Another option I've seen other games do is when you die and respawn, you can come across your previous corpse. Works really well for robots. It can be purely visual, or offer something on the gameplay level with looting your old body. It might have been interesting for SOMA to include something like that, and offer a way for Simon to come to grips with the idea of mind copying well in advance. Or further his instability, having to walk over so many of his own bodies.

Thanks. I don't think we disagree all that much, just in how immersive we found SOMA to be (relatively).

Re: the lasting consequences in games, the best example I can think of is Undertale. Have you played it? If not, I recommend you do so (and ignore the childish graphics, it's surprisingly deeper than it seems). At the risk of spoiling something about it: the game remembers. Even on playthrough restarts, as long as you haven't reinstalled the game, there are consequences.

Re: for truly named & iconic characters such as James Bond, I cannot immerse myself. Of course I know Bond cannot die, and that's a deal breaker. For Gordon Freeman, I can sort-of immerse myself because he's a less established character and I can picture him dying in the series, even forever. For relative strangers such as Simon, a completely fresh character, I can almost believe I am him.

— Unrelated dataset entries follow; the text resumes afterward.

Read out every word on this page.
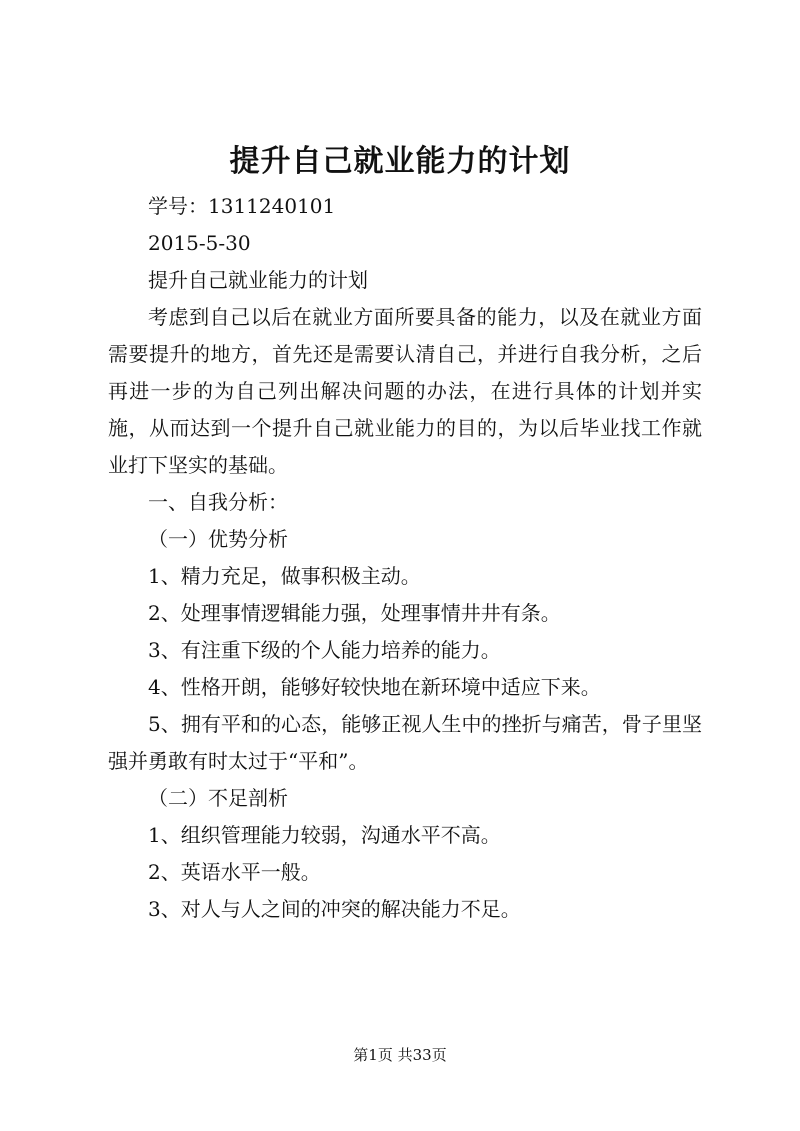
提升自己就业能力的计划

学号：1311240101

2015-5-30

提升自己就业能力的计划

考虑到自己以后在就业方面所要具备的能力，以及在就业方面需要提升的地方，首先还是需要认清自己，并进行自我分析，之后再进一步的为自己列出解决问题的办法，在进行具体的计划并实施，从而达到一个提升自己就业能力的目的，为以后毕业找工作就业打下坚实的基础。

一、自我分析：

（一）优势分析

1、精力充足，做事积极主动。

2、处理事情逻辑能力强，处理事情井井有条。

3、有注重下级的个人能力培养的能力。

4、性格开朗，能够好较快地在新环境中适应下来。

5、拥有平和的心态，能够正视人生中的挫折与痛苦，骨子里坚强并勇敢有时太过于“平和”。

（二）不足剖析

1、组织管理能力较弱，沟通水平不高。

2、英语水平一般。

3、对人与人之间的冲突的解决能力不足。

第1页 共33页
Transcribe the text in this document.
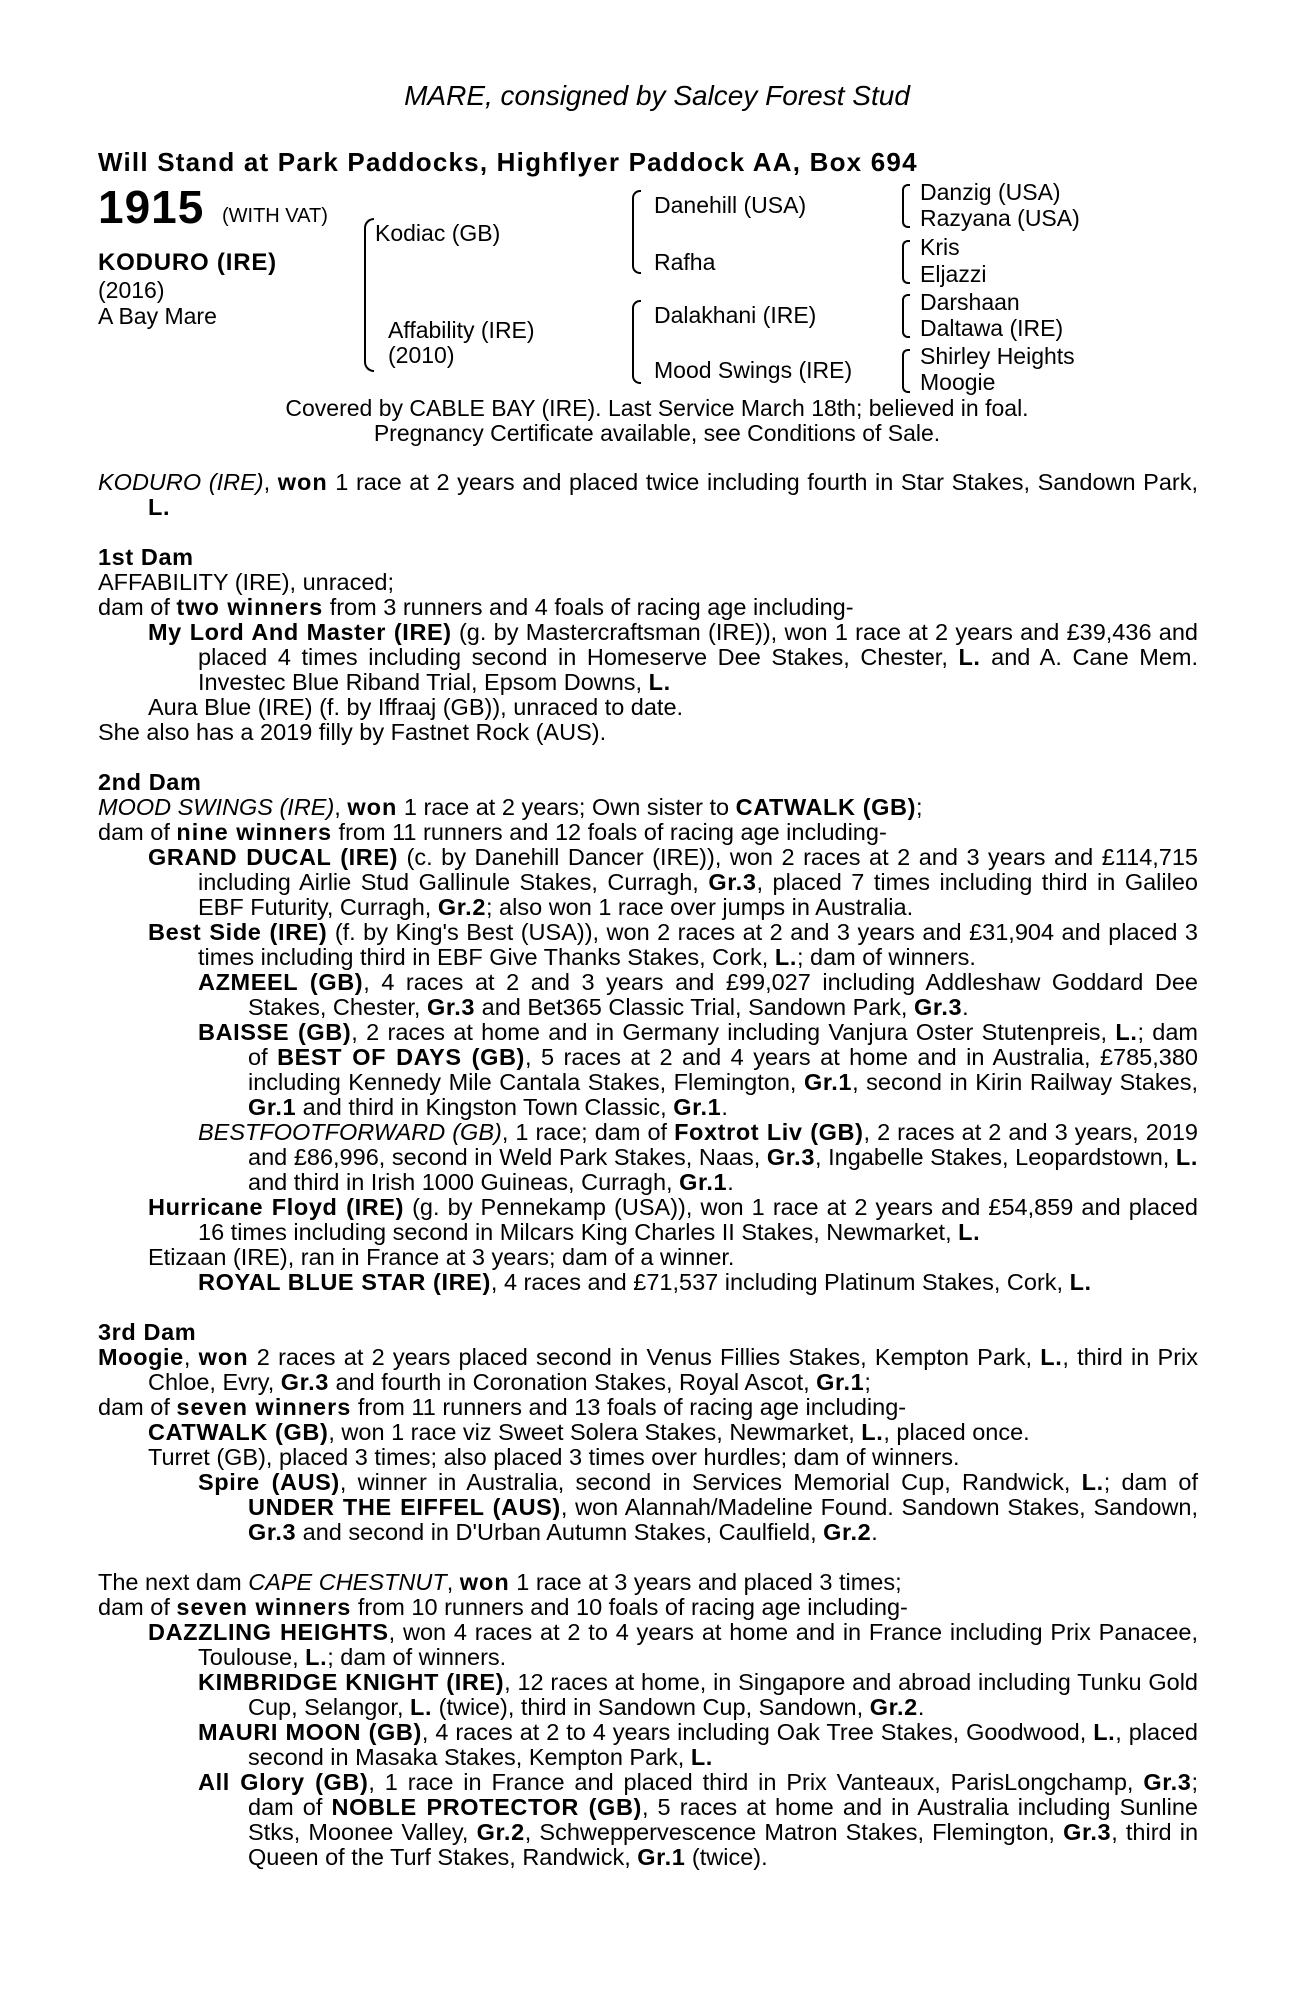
MARE, consigned by Salcey Forest Stud
Will Stand at Park Paddocks, Highflyer Paddock AA, Box 694
1915 (WITH VAT)
KODURO (IRE)
(2016)
A Bay Mare
Kodiac (GB)
Affability (IRE)
(2010)
Danehill (USA)
Rafha
Dalakhani (IRE)
Mood Swings (IRE)
Danzig (USA)
Razyana (USA)
Kris
Eljazzi
Darshaan
Daltawa (IRE)
Shirley Heights
Moogie
Covered by CABLE BAY (IRE). Last Service March 18th; believed in foal.
Pregnancy Certificate available, see Conditions of Sale.

KODURO (IRE), won 1 race at 2 years and placed twice including fourth in Star Stakes, Sandown Park, L.

1st Dam

AFFABILITY (IRE), unraced;

dam of two winners from 3 runners and 4 foals of racing age including-

My Lord And Master (IRE) (g. by Mastercraftsman (IRE)), won 1 race at 2 years and £39,436 and placed 4 times including second in Homeserve Dee Stakes, Chester, L. and A. Cane Mem. Investec Blue Riband Trial, Epsom Downs, L.

Aura Blue (IRE) (f. by Iffraaj (GB)), unraced to date.

She also has a 2019 filly by Fastnet Rock (AUS).

2nd Dam

MOOD SWINGS (IRE), won 1 race at 2 years; Own sister to CATWALK (GB);

dam of nine winners from 11 runners and 12 foals of racing age including-

GRAND DUCAL (IRE) (c. by Danehill Dancer (IRE)), won 2 races at 2 and 3 years and £114,715 including Airlie Stud Gallinule Stakes, Curragh, Gr.3, placed 7 times including third in Galileo EBF Futurity, Curragh, Gr.2; also won 1 race over jumps in Australia.

Best Side (IRE) (f. by King's Best (USA)), won 2 races at 2 and 3 years and £31,904 and placed 3 times including third in EBF Give Thanks Stakes, Cork, L.; dam of winners.

AZMEEL (GB), 4 races at 2 and 3 years and £99,027 including Addleshaw Goddard Dee Stakes, Chester, Gr.3 and Bet365 Classic Trial, Sandown Park, Gr.3.

BAISSE (GB), 2 races at home and in Germany including Vanjura Oster Stutenpreis, L.; dam of BEST OF DAYS (GB), 5 races at 2 and 4 years at home and in Australia, £785,380 including Kennedy Mile Cantala Stakes, Flemington, Gr.1, second in Kirin Railway Stakes, Gr.1 and third in Kingston Town Classic, Gr.1.

BESTFOOTFORWARD (GB), 1 race; dam of Foxtrot Liv (GB), 2 races at 2 and 3 years, 2019 and £86,996, second in Weld Park Stakes, Naas, Gr.3, Ingabelle Stakes, Leopardstown, L. and third in Irish 1000 Guineas, Curragh, Gr.1.

Hurricane Floyd (IRE) (g. by Pennekamp (USA)), won 1 race at 2 years and £54,859 and placed 16 times including second in Milcars King Charles II Stakes, Newmarket, L.

Etizaan (IRE), ran in France at 3 years; dam of a winner.

ROYAL BLUE STAR (IRE), 4 races and £71,537 including Platinum Stakes, Cork, L.

3rd Dam

Moogie, won 2 races at 2 years placed second in Venus Fillies Stakes, Kempton Park, L., third in Prix Chloe, Evry, Gr.3 and fourth in Coronation Stakes, Royal Ascot, Gr.1;

dam of seven winners from 11 runners and 13 foals of racing age including-

CATWALK (GB), won 1 race viz Sweet Solera Stakes, Newmarket, L., placed once.

Turret (GB), placed 3 times; also placed 3 times over hurdles; dam of winners.

Spire (AUS), winner in Australia, second in Services Memorial Cup, Randwick, L.; dam of UNDER THE EIFFEL (AUS), won Alannah/Madeline Found. Sandown Stakes, Sandown, Gr.3 and second in D'Urban Autumn Stakes, Caulfield, Gr.2.

The next dam CAPE CHESTNUT, won 1 race at 3 years and placed 3 times;

dam of seven winners from 10 runners and 10 foals of racing age including-

DAZZLING HEIGHTS, won 4 races at 2 to 4 years at home and in France including Prix Panacee, Toulouse, L.; dam of winners.

KIMBRIDGE KNIGHT (IRE), 12 races at home, in Singapore and abroad including Tunku Gold Cup, Selangor, L. (twice), third in Sandown Cup, Sandown, Gr.2.

MAURI MOON (GB), 4 races at 2 to 4 years including Oak Tree Stakes, Goodwood, L., placed second in Masaka Stakes, Kempton Park, L.

All Glory (GB), 1 race in France and placed third in Prix Vanteaux, ParisLongchamp, Gr.3; dam of NOBLE PROTECTOR (GB), 5 races at home and in Australia including Sunline Stks, Moonee Valley, Gr.2, Schweppervescence Matron Stakes, Flemington, Gr.3, third in Queen of the Turf Stakes, Randwick, Gr.1 (twice).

Undertale is certainly a unique experience and should be played as blind as possible, I understand why people love it. The things it does knowing it's a game are great. Personally I ended up not liking it in the end, but it's a begrudging dislike and I think any gamer should at least try it. It (and its fanbase) offer yet another perspective on choice and control. I only did one playthrough, though, and don't plan on another. Reflecting on a bit of dialogue at the end, I agreed with the character, and called it quits and moved on to other games.